Die Unterbrechung oder Verlängerung der Rechtsreferendarausbildung ist in wesentlichen Punkten bundes- und landesrechtlich geregelt (z. B. § 16 JAG NRW). Gründe für eine Unterbrechung können längere Erkrankungen, Mutterschutzzeiten, Elternzeit oder andere wichtige persönliche Gründe wie Pflege naher Angehöriger sein. Die Verlängerung erfolgt in der Regel um die Dauer der Unterbrechung zuzüglich einer etwaigen Wiederholungszeit für Prüfungen, jedoch höchstens bis zu einem in den jeweiligen Vorschriften geregelten Höchstzeitraum (meist ein Jahr). Über den Antrag entscheidet die Justizverwaltung oder das ausbildende Oberlandesgericht, wobei ein Nachweis über das Vorliegen eines triftigen Grundes zu erbringen ist (z. B. ärztliches Attest, Geburtsurkunde für das Kind etc.). Die Verlängerung kann auch von Amts wegen erfolgen, wenn Leistungen des Referendars, etwa infolge längerer Fehlzeiten, nicht prüfungsreif erbracht werden konnten.
Welche Nebentätigkeiten dürfen Rechtsreferendare im Vorbereitungsdienst ausüben?

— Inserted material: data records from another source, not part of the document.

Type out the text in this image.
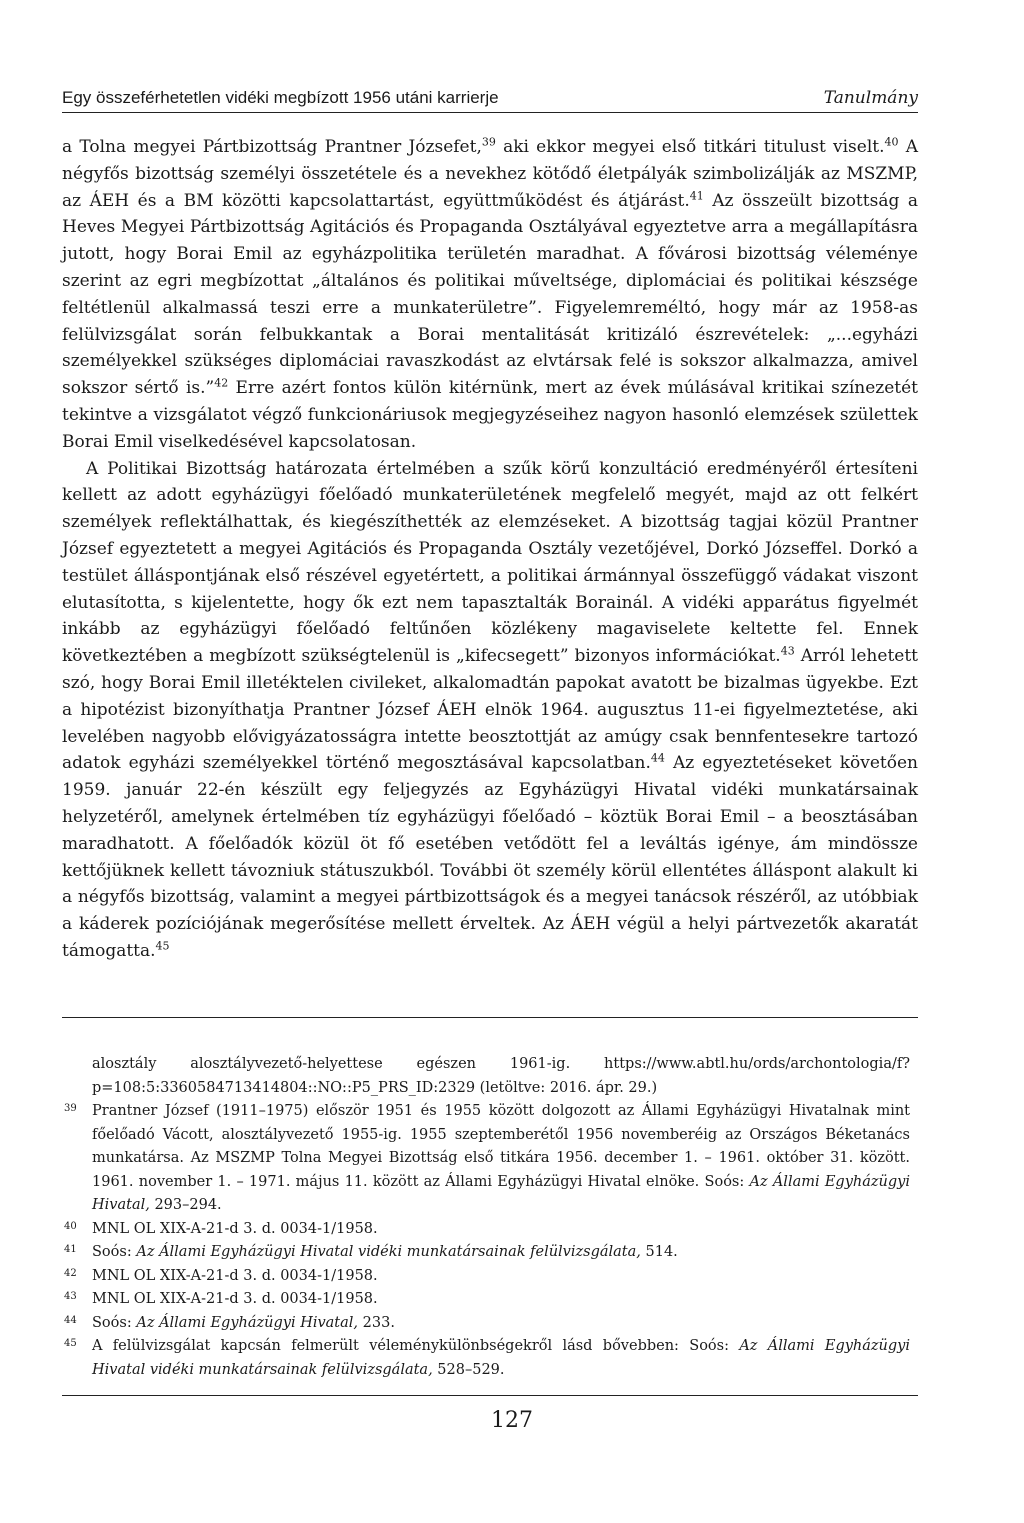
Egy összeférhetetlen vidéki megbízott 1956 utáni karrierje	Tanulmány

a Tolna megyei Pártbizottság Prantner Józsefet,$^{39}$ aki ekkor megyei első titkári titulust viselt.$^{40}$ A négyfős bizottság személyi összetétele és a nevekhez kötődő életpályák szimbolizálják az MSZMP, az ÁEH és a BM közötti kapcsolattartást, együttműködést és átjárást.$^{41}$ Az összeült bizottság a Heves Megyei Pártbizottság Agitációs és Propaganda Osztályával egyeztetve arra a megállapításra jutott, hogy Borai Emil az egyházpolitika területén maradhat. A fővárosi bizottság véleménye szerint az egri megbízottat „általános és politikai műveltsége, diplomáciai és politikai készsége feltétlenül alkalmassá teszi erre a munkaterületre”. Figyelemreméltó, hogy már az 1958-as felülvizsgálat során felbukkantak a Borai mentalitását kritizáló észrevételek: „...egyházi személyekkel szükséges diplomáciai ravaszkodást az elvtársak felé is sokszor alkalmazza, amivel sokszor sértő is.”$^{42}$ Erre azért fontos külön kitérnünk, mert az évek múlásával kritikai színezetét tekintve a vizsgálatot végző funkcionáriusok megjegyzéseihez nagyon hasonló elemzések születtek Borai Emil viselkedésével kapcsolatosan.

A Politikai Bizottság határozata értelmében a szűk körű konzultáció eredményéről értesíteni kellett az adott egyházügyi főelőadó munkaterületének megfelelő megyét, majd az ott felkért személyek reflektálhattak, és kiegészíthették az elemzéseket. A bizottság tagjai közül Prantner József egyeztetett a megyei Agitációs és Propaganda Osztály vezetőjével, Dorkó Józseffel. Dorkó a testület álláspontjának első részével egyetértett, a politikai ármánnyal összefüggő vádakat viszont elutasította, s kijelentette, hogy ők ezt nem tapasztalták Borainál. A vidéki apparátus figyelmét inkább az egyházügyi főelőadó feltűnően közlékeny magaviselete keltette fel. Ennek következtében a megbízott szükségtelenül is „kifecsegett” bizonyos információkat.$^{43}$ Arról lehetett szó, hogy Borai Emil illetéktelen civileket, alkalomadtán papokat avatott be bizalmas ügyekbe. Ezt a hipotézist bizonyíthatja Prantner József ÁEH elnök 1964. augusztus 11-ei figyelmeztetése, aki levelében nagyobb elővigyázatosságra intette beosztottját az amúgy csak bennfentesekre tartozó adatok egyházi személyekkel történő megosztásával kapcsolatban.$^{44}$ Az egyeztetéseket követően 1959. január 22-én készült egy feljegyzés az Egyházügyi Hivatal vidéki munkatársainak helyzetéről, amelynek értelmében tíz egyházügyi főelőadó – köztük Borai Emil – a beosztásában maradhatott. A főelőadók közül öt fő esetében vetődött fel a leváltás igénye, ám mindössze kettőjüknek kellett távozniuk státuszukból. További öt személy körül ellentétes álláspont alakult ki a négyfős bizottság, valamint a megyei pártbizottságok és a megyei tanácsok részéről, az utóbbiak a káderek pozíciójának megerősítése mellett érveltek. Az ÁEH végül a helyi pártvezetők akaratát támogatta.$^{45}$

alosztály alosztályvezető-helyettese egészen 1961-ig. https://www.abtl.hu/ords/archontologia/f?p=108:5:3360584713414804::NO::P5_PRS_ID:2329 (letöltve: 2016. ápr. 29.)

39 Prantner József (1911–1975) először 1951 és 1955 között dolgozott az Állami Egyházügyi Hivatalnak mint főelőadó Vácott, alosztályvezető 1955-ig. 1955 szeptemberétől 1956 novemberéig az Országos Béketanács munkatársa. Az MSZMP Tolna Megyei Bizottság első titkára 1956. december 1. – 1961. október 31. között. 1961. november 1. – 1971. május 11. között az Állami Egyházügyi Hivatal elnöke. Soós: Az Állami Egyházügyi Hivatal, 293–294.

40 MNL OL XIX-A-21-d 3. d. 0034-1/1958.

41 Soós: Az Állami Egyházügyi Hivatal vidéki munkatársainak felülvizsgálata, 514.

42 MNL OL XIX-A-21-d 3. d. 0034-1/1958.

43 MNL OL XIX-A-21-d 3. d. 0034-1/1958.

44 Soós: Az Állami Egyházügyi Hivatal, 233.

45 A felülvizsgálat kapcsán felmerült véleménykülönbségekről lásd bővebben: Soós: Az Állami Egyházügyi Hivatal vidéki munkatársainak felülvizsgálata, 528–529.

127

Die Ausübung von Nebentätigkeiten im Rechtsreferendariat ist gemäß den Vorgaben der jeweiligen Länder grundsätzlich nur mit Genehmigung zulässig (§ 10 JAG NRW und jeweils analoge Regelungen der anderen Bundesländer). Die Genehmigung wird in der Regel erteilt, sofern die Nebentätigkeit in Zeit und Art die Erfüllung der dienstlichen Aufgaben nicht beeinträchtigt, keine Interessenkollisionen bestehen und das Ansehen des öffentlichen Dienstes nicht beeinträchtigt wird. Untersagt sind insbesondere Tätigkeiten, bei denen der Referendar als Advokat (im Sinne von eigenverantwortlicher Vertretung) auftritt, oder bei denen ein konkreter Bezug zu den laufenden Ausbildungsinhalten besteht. Die zeitlichen Vorgaben liegen je nach Bundesland bei maximal acht bis zehn Stunden pro Woche. Werden diese Vorgaben überschritten oder wird die Nebentätigkeit ohne Erlaubnis aufgenommen, drohen disziplinarische Konsequenzen bis hin zur Entfernung aus dem Vorbereitungsdienst.
Welche rechtlichen Vorgaben gelten für die Stationswahl und die Ausbildungsorte im Rechtsreferendariat?
Die Reihenfolge der Pflichtstationen und die zulässigen Ausbildungsorte sind durch die Juristenausbildungsgesetze und -verordnungen der einzelnen Bundesländer klar geregelt. Ein Rechtsreferendar hat die einzelnen Stationen (Ordentliche Gerichtsbarkeit, Staatsanwaltschaft, Verwaltungsstation, Anwaltsstation, Wahlstation) grundsätzlich bei den von den OLG oder Landesjustizverwaltungen zugewiesenen Dienststellen zu absolvieren. Die Zuweisung erfolgt unter Berücksichtigung der personalorganisatorischen Möglichkeiten und der Übernahme von Präferenzen, etwa hinsichtlich privater Umstände, soweit dies möglich ist. Für Wahlstationen steht dem Referendar regelmäßig eine größere Auswahl an möglichen Ausbildungsstellen offen, unter bestimmten Bedingungen auch im Ausland. Anträge auf Zuweisung zu bestimmten Ausbildungsorten oder Stellen sind schriftlich und mit entsprechender Begründung zu stellen; ein Anspruch hierauf besteht jedoch nicht. Besondere rechtliche Vorgaben gelten zudem für Auslandsstationen, für die häufig eine zusätzliche (meist detaillierter zu begründende) Genehmigungspflicht besteht.